Learning the anatomy of Backbone.js
I have been playing around with Angular.js last year and spent late nights making a website that can generate unlimited math questions. I slowly moved onto Backbone.js.
Backbone js is described as a library that provide structure to javascript heavy web applications.
After experimenting with Backbone js for the past 1+ week, to some extent I miss the ease of doing bespoke structure with just plain vanilla js. Simply start and built upon on whatever structure that you can think of. Of course you will have to deal with all the spaghetti code later on. But for simple websites I think any mid level javascript/jquery programmer will have no issue handling the codes.
But then.. I miss the structure, immediate binding that the Backbone MV* framework provides.
- Declare a new model with different params
- Declare a collection to store multiple instance of models. Instantiate the collection. By default the collection is gona be empty since no models are instantiated.
- Declare a view and give it a "tagName" with a "className" of your choice, and start to listen to the initialise and render events. Link the view to a model, in this case we are using a collection declared in (2) instead.

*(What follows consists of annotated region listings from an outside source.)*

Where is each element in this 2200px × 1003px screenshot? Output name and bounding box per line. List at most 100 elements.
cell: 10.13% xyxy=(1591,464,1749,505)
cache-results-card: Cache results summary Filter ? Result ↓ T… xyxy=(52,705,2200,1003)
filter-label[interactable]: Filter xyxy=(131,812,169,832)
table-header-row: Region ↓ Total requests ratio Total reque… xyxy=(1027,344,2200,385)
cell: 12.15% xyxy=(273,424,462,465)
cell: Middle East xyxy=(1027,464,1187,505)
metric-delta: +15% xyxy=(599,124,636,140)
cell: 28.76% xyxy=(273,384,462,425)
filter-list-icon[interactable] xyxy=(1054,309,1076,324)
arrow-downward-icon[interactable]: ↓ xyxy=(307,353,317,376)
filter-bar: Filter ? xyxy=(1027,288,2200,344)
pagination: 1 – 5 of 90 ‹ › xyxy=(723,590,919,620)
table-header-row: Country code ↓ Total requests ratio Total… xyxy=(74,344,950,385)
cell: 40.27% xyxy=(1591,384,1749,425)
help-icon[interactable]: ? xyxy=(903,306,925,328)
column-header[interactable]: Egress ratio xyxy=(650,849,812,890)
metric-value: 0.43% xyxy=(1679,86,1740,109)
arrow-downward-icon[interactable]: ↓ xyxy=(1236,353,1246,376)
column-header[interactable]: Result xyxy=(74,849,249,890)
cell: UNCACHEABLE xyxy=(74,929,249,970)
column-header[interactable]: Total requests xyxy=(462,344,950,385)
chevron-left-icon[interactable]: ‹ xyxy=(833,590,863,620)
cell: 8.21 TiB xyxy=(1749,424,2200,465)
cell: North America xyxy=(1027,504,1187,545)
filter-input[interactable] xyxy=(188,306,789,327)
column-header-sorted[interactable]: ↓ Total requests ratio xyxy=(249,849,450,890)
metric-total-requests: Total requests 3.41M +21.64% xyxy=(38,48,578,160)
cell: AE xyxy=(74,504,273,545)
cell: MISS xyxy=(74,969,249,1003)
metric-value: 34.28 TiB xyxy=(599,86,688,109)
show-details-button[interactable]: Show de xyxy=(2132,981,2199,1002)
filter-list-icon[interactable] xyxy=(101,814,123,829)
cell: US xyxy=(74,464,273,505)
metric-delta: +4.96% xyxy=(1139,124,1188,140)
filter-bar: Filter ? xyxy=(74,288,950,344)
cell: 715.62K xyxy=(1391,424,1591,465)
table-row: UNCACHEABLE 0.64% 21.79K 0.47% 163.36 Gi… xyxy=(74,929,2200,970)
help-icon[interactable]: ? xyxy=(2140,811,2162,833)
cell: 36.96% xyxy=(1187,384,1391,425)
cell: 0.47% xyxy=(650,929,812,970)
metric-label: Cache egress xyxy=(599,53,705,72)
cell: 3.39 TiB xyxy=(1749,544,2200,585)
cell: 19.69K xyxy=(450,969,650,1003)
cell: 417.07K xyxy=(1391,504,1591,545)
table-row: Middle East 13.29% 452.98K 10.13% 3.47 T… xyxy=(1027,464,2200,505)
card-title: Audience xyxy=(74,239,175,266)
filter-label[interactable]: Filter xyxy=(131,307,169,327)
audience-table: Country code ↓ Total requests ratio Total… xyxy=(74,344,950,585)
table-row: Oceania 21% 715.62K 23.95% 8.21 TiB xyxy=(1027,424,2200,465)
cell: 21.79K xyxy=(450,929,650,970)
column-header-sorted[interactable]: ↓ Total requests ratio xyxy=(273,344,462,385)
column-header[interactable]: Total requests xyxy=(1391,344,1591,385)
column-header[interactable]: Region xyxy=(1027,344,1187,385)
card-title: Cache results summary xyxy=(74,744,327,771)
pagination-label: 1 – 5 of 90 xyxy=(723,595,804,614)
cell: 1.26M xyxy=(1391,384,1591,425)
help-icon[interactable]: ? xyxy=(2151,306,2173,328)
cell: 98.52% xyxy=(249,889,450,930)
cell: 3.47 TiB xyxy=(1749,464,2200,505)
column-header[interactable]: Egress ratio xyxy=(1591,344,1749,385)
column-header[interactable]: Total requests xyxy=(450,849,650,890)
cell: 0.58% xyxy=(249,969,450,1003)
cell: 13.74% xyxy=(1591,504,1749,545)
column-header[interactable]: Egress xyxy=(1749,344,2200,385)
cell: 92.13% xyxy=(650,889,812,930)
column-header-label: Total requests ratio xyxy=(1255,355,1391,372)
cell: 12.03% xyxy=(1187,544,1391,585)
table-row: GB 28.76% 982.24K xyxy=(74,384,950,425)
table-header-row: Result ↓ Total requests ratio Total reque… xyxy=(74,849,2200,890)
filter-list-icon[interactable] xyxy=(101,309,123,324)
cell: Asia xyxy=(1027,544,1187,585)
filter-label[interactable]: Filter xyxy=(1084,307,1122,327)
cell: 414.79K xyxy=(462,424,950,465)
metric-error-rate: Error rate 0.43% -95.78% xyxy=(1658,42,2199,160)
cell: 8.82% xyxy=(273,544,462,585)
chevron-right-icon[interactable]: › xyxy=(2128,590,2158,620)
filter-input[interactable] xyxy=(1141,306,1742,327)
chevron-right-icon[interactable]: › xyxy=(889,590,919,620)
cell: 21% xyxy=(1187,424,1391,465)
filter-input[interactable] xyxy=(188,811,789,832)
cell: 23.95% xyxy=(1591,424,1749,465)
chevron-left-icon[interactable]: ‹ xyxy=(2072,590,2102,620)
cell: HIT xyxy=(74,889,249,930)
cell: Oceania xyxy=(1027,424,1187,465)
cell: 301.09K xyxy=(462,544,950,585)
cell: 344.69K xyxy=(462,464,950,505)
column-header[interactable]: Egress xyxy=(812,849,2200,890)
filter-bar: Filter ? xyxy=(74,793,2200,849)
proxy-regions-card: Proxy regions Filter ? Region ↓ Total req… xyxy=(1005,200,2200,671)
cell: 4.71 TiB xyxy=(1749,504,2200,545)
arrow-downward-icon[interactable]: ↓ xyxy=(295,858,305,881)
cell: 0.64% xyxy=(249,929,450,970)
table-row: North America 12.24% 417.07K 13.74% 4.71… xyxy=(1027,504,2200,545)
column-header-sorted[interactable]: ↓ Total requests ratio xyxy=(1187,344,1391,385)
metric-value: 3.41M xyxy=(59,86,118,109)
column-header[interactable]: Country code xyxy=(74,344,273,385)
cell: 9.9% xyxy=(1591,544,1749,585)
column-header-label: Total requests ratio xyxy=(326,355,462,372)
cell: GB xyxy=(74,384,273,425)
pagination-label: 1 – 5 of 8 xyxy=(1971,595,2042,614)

- Declare an app view. For the ease of implementation I will usually use #appview ID added to my body> tag and target the whole body. Not too sure if this is the best way to do it.
At this point, nothing is happening in the HTML yet. But alot of structure is added into place.
The view will run a render function when anything happens to the model. Any model that is added, edited, removed will cause the view to fire render again. And any logic that happens will get processed in the view.
It is only when you instantiate the model that was declared in (1) and add it into the collection that was instantiated in (2), then the view will show you something.
But I have afew questions:
- What if you have a multiple views pointing to multiple models. Will the file codes get very complicated? Or can it (somehow) still be handled by the same view? But then your views will get very huge and will try to do everything. Which is also another problem.
- The render event in the views, is really nifty. But if render happens so many times, won't it be a rather expensive (resource, memory intensive) function to run?
- What happen if I have a very complicated view? Or even a nested view? A view-in-a-view?
I guess this is something that I need to continue experiment on. But thus far its been a very humbling experience! :D
I am also very curious to hear what others think about MV*/MVC/MVVM into Javascript development and the most effective library you have used for logically organising your Javascript. Would be great to get a discussion on this, just leave comments at the bottom!